The library will hold a discussion of A Feathered River Across the Sky: The Passenger Pigeon’s Flight to Extinction by Joel Greenberg on Monday, November 10 at 7:00 PM. This will be the second in a series of book discussions on the theme “Extinction!”
In the early nineteenth century 25 to 40 percent of North America’s birds were passenger pigeons, traveling in flocks so massive as to block out the sun for hours or even days. But as naturalist Joel Greenberg relates, the pigeons’ propensity to nest, roost, and fly together in vast numbers made them vulnerable to unremitting market and recreational hunting. Although a billion pigeons crossed the skies 80 miles from Toronto in May of 1860, little more than fifty years later passenger pigeons were extinct. The last of the species, Martha, died in captivity at the Cincinnati Zoo one hundred years ago, on September 1, 1914.

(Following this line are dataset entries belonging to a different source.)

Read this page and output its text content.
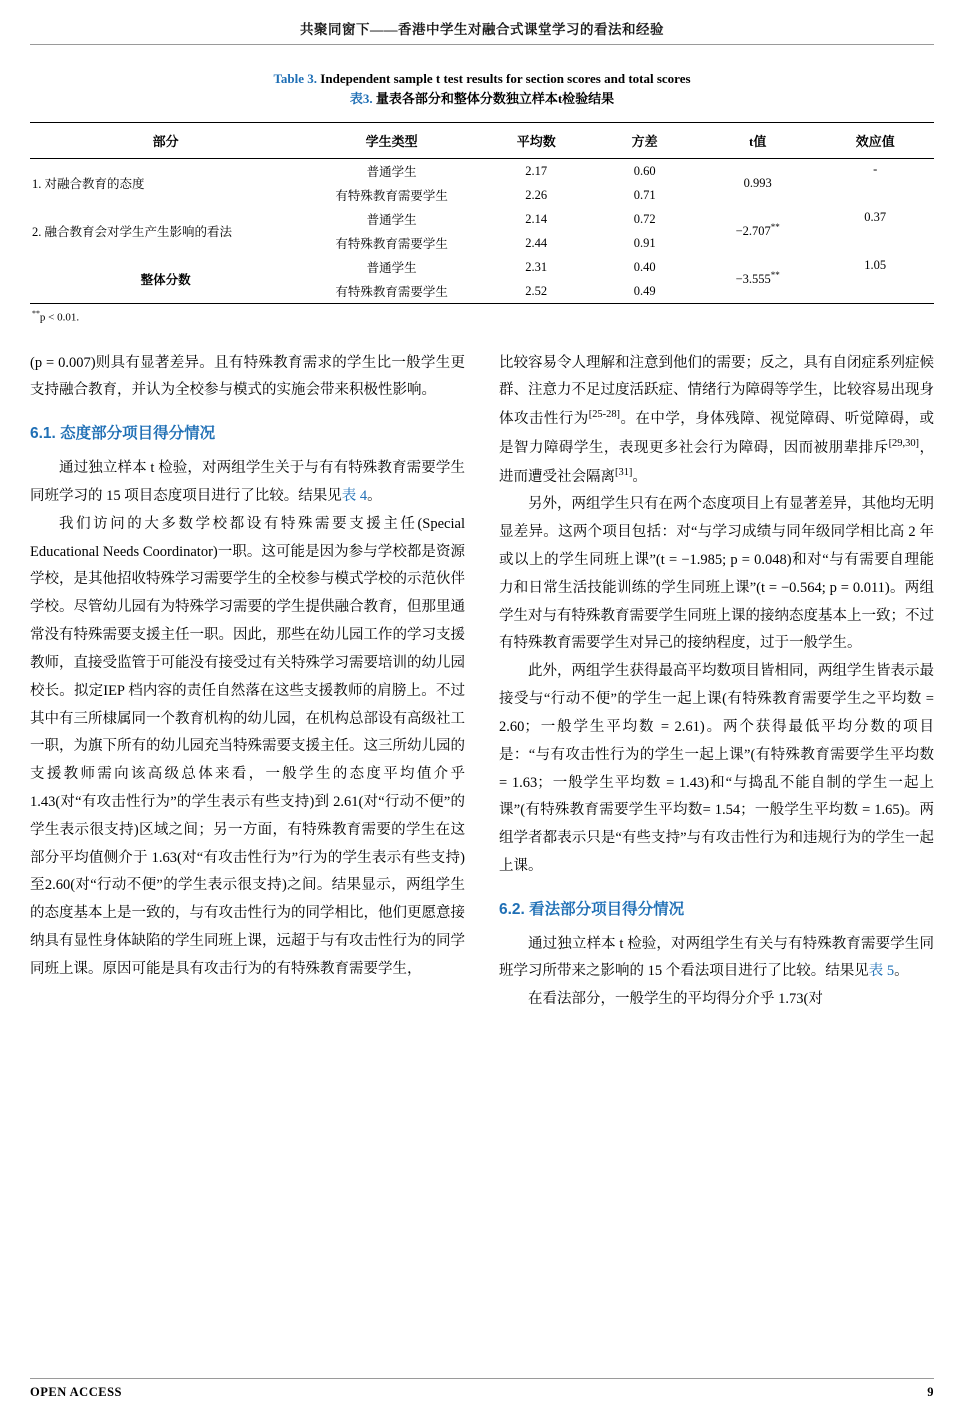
共聚同窗下——香港中学生对融合式课堂学习的看法和经验
Table 3. Independent sample t test results for section scores and total scores
表3. 量表各部分和整体分数独立样本t检验结果
部分	学生类型	平均数	方差	t值	效应值
1. 对融合教育的态度	普通学生	2.17	0.60	0.993	-
	有特殊教育需要学生	2.26	0.71		
2. 融合教育会对学生产生影响的看法	普通学生	2.14	0.72	−2.707**	0.37
	有特殊教育需要学生	2.44	0.91		
整体分数	普通学生	2.31	0.40	−3.555**	1.05
	有特殊教育需要学生	2.52	0.49		
**p < 0.01.

(p = 0.007)则具有显著差异。且有特殊教育需求的学生比一般学生更支持融合教育，并认为全校参与模式的实施会带来积极性影响。

6.1. 态度部分项目得分情况

通过独立样本 t 检验，对两组学生关于与有有特殊教育需要学生同班学习的 15 项目态度项目进行了比较。结果见表 4。

我们访问的大多数学校都设有特殊需要支援主任(Special Educational Needs Coordinator)一职。这可能是因为参与学校都是资源学校，是其他招收特殊学习需要学生的全校参与模式学校的示范伙伴学校。尽管幼儿园有为特殊学习需要的学生提供融合教育，但那里通常没有特殊需要支援主任一职。因此，那些在幼儿园工作的学习支援教师，直接受监管于可能没有接受过有关特殊学习需要培训的幼儿园校长。拟定IEP 档内容的责任自然落在这些支援教师的肩膀上。不过其中有三所棣属同一个教育机构的幼儿园，在机构总部设有高级社工一职，为旗下所有的幼儿园充当特殊需要支援主任。这三所幼儿园的支援教师需向该高级总体来看，一般学生的态度平均值介乎 1.43(对“有攻击性行为”的学生表示有些支持)到 2.61(对“行动不便”的学生表示很支持)区域之间；另一方面，有特殊教育需要的学生在这部分平均值侧介于 1.63(对“有攻击性行为”行为的学生表示有些支持)至2.60(对“行动不便”的学生表示很支持)之间。结果显示，两组学生的态度基本上是一致的，与有攻击性行为的同学相比，他们更愿意接纳具有显性身体缺陷的学生同班上课，远超于与有攻击性行为的同学同班上课。原因可能是具有攻击行为的有特殊教育需要学生，

比较容易令人理解和注意到他们的需要；反之，具有自闭症系列症候群、注意力不足过度活跃症、情绪行为障碍等学生，比较容易出现身体攻击性行为[25-28]。在中学，身体残障、视觉障碍、听觉障碍，或是智力障碍学生，表现更多社会行为障碍，因而被朋辈排斥[29,30]，进而遭受社会隔离[31]。

另外，两组学生只有在两个态度项目上有显著差异，其他均无明显差异。这两个项目包括：对“与学习成绩与同年级同学相比高 2 年或以上的学生同班上课”(t = −1.985; p = 0.048)和对“与有需要自理能力和日常生活技能训练的学生同班上课”(t = −0.564; p = 0.011)。两组学生对与有特殊教育需要学生同班上课的接纳态度基本上一致；不过有特殊教育需要学生对异己的接纳程度，过于一般学生。

此外，两组学生获得最高平均数项目皆相同，两组学生皆表示最接受与“行动不便”的学生一起上课(有特殊教育需要学生之平均数 = 2.60；一般学生平均数 = 2.61)。两个获得最低平均分数的项目是：“与有攻击性行为的学生一起上课”(有特殊教育需要学生平均数 = 1.63；一般学生平均数 = 1.43)和“与捣乱不能自制的学生一起上课”(有特殊教育需要学生平均数= 1.54；一般学生平均数 = 1.65)。两组学者都表示只是“有些支持”与有攻击性行为和违规行为的学生一起上课。

6.2. 看法部分项目得分情况

通过独立样本 t 检验，对两组学生有关与有特殊教育需要学生同班学习所带来之影响的 15 个看法项目进行了比较。结果见表 5。

在看法部分，一般学生的平均得分介乎 1.73(对

OPEN ACCESS	9
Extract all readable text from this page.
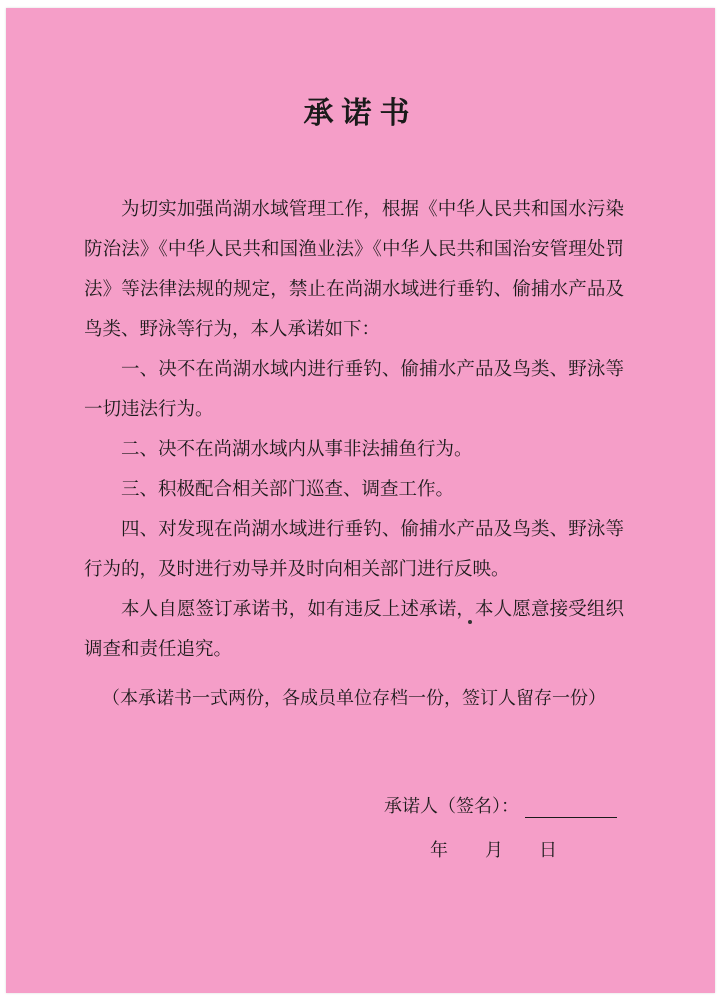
承诺书

为切实加强尚湖水域管理工作，根据《中华人民共和国水污染防治法》《中华人民共和国渔业法》《中华人民共和国治安管理处罚法》等法律法规的规定，禁止在尚湖水域进行垂钓、偷捕水产品及鸟类、野泳等行为，本人承诺如下：

一、决不在尚湖水域内进行垂钓、偷捕水产品及鸟类、野泳等一切违法行为。

二、决不在尚湖水域内从事非法捕鱼行为。

三、积极配合相关部门巡查、调查工作。

四、对发现在尚湖水域进行垂钓、偷捕水产品及鸟类、野泳等行为的，及时进行劝导并及时向相关部门进行反映。

本人自愿签订承诺书，如有违反上述承诺，本人愿意接受组织调查和责任追究。

（本承诺书一式两份，各成员单位存档一份，签订人留存一份）
承诺人（签名）：
年 月 日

The passenger pigeon’s demise, as recounted by Greenberg, is “a story of unremitting, wanton, continental-scale destruction,” says the New York Review of Books. It is “equal parts natural history, elegy, and environmental outcry,” says The New Yorker, which notes that, “answering even basic questions about the passenger pigeon requires a sort of forensic ornithology, which gives [this book] an unexpected poignancy at the very points where it is most nature-nerdy.” The Chicago Tribune hailed this account as “a brilliant, important, haunting and poignant book.”
The “Extinction!” series will conclude with a discussion of Neanderthal Man: In Search of Lost Genomes by Svante Pääbo on December 8.